As the SCTS's latest audit of the data — the Sixth National Adult Cardiac Surgical Database Report — suggests, earlier records of heart surgery survival rates have shown that the trend had been improving long before the release of data in 2005.
SCTS has been collecting mortality data on a voluntary basis from hospitals since 1977, and since 2001 some of this data has been publicly available. As the graphs below demonstrate, the improving trend in survival rates seems to be little affected by data publication.

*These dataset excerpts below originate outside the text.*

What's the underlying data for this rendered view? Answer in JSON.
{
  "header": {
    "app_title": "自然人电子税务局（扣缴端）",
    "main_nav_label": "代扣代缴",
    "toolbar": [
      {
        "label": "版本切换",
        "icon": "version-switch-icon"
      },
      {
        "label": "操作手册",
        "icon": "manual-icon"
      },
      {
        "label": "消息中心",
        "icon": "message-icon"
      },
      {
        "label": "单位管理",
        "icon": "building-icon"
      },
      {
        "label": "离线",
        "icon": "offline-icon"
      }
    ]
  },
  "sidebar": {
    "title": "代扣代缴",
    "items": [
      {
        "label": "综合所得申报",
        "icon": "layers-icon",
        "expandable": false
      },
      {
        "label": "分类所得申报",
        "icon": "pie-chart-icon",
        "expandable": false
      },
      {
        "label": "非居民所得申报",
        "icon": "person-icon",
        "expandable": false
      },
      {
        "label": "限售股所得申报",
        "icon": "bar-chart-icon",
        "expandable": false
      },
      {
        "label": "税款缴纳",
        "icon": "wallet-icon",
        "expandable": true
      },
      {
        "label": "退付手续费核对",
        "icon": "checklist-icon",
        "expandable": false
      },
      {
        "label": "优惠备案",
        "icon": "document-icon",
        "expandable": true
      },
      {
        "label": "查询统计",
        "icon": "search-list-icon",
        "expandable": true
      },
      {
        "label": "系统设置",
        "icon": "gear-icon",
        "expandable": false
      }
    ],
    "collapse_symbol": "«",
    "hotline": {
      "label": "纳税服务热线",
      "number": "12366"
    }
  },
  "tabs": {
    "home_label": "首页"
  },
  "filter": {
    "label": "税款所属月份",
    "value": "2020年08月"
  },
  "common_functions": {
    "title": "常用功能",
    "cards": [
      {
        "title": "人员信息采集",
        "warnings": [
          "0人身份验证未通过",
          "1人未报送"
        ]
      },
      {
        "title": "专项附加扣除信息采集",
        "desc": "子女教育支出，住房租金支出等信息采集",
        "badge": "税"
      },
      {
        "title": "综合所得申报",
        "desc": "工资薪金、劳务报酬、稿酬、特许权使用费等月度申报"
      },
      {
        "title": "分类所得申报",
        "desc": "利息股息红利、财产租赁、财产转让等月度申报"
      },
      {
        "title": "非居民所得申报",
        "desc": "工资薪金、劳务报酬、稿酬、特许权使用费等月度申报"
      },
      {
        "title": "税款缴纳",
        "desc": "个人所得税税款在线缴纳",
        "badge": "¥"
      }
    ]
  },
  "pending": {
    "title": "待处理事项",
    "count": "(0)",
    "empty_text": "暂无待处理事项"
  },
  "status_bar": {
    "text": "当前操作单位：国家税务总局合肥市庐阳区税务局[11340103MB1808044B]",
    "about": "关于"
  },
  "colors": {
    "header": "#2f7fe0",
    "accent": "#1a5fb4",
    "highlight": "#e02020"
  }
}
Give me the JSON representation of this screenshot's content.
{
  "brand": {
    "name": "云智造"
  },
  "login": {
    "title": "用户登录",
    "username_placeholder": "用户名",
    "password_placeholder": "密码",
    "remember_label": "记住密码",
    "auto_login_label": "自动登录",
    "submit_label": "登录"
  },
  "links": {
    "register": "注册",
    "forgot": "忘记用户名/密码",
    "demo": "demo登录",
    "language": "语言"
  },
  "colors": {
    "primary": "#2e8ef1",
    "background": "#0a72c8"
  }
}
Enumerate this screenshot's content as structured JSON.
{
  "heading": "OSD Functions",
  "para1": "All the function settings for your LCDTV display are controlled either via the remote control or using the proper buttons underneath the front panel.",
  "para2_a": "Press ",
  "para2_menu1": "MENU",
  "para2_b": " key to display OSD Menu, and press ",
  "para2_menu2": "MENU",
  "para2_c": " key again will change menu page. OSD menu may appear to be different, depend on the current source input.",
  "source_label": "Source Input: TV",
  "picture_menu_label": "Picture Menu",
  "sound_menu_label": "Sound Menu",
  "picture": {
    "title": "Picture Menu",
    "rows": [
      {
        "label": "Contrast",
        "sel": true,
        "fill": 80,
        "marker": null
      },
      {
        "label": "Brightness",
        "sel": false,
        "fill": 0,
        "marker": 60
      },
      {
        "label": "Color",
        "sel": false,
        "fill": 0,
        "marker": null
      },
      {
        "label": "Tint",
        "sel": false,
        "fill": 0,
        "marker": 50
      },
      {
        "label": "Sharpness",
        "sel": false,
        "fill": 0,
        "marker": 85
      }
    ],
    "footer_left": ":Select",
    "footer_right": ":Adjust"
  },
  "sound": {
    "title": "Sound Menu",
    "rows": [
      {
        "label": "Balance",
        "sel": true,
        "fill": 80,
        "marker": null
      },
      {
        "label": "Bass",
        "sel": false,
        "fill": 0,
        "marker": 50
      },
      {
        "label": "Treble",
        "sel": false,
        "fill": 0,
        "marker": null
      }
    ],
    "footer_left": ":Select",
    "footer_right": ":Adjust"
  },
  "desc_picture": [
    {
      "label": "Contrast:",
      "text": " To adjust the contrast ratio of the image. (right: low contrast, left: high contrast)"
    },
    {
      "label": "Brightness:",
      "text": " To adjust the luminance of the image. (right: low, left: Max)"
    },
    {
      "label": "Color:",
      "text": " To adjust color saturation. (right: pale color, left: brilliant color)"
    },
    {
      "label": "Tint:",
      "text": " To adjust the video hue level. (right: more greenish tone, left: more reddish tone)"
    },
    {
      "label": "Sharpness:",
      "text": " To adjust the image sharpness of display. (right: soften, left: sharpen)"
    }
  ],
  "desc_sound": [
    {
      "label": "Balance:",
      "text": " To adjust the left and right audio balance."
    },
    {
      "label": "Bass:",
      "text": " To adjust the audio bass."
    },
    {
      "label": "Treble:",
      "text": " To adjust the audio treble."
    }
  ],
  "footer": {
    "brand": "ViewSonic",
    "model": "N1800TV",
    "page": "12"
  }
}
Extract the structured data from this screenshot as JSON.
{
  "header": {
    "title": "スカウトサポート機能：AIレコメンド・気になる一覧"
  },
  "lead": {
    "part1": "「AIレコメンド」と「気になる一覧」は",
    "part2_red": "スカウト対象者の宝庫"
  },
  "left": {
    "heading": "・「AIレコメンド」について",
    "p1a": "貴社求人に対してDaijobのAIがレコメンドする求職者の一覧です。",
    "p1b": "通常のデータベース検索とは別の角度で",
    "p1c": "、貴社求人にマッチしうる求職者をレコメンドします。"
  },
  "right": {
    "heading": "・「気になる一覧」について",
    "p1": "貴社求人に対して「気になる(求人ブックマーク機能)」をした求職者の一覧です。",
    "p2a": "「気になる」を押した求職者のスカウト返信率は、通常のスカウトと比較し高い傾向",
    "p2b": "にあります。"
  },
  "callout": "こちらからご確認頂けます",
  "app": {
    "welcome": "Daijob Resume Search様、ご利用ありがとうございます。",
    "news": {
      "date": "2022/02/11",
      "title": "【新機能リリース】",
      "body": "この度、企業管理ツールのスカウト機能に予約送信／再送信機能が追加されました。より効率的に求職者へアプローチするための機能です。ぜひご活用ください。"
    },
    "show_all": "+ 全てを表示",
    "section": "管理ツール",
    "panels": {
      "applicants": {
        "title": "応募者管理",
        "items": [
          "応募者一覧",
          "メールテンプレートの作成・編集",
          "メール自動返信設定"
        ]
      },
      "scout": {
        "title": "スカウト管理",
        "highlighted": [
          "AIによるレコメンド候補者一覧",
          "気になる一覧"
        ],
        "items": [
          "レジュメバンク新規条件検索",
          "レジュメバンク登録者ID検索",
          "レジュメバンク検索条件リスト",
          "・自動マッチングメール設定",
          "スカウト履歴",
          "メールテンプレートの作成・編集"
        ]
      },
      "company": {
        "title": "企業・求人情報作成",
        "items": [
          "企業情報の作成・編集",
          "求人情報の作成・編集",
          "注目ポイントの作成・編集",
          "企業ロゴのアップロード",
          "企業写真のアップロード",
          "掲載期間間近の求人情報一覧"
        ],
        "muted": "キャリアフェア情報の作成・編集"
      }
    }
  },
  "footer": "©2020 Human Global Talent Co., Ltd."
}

(Graph two shows data for years 1977-2000) Conclusion Of course the Prime Minister doesn't explicitly claim a causal link between data availability and improving heart surgery survival rates, and he is correct in identifying a rise over the past five years. However in an article about the role open data has in "driving up" public sector performance, that inference is difficult to avoid. While the Royal College of Surgeons (among others) has defended the publication of mortality information by noting that fears about adverse clinical outcomes appeared to have been ungrounded, it is difficult to draw a direct link with any certainty between publication and improved results. This is because a there is a long-established trend in risingsurvival rates dating back to when data was first collected in 1977, and SCTS — which compiles the data — has identified better clinical practices, such as the increased success of arterial grafts, as the primary driver.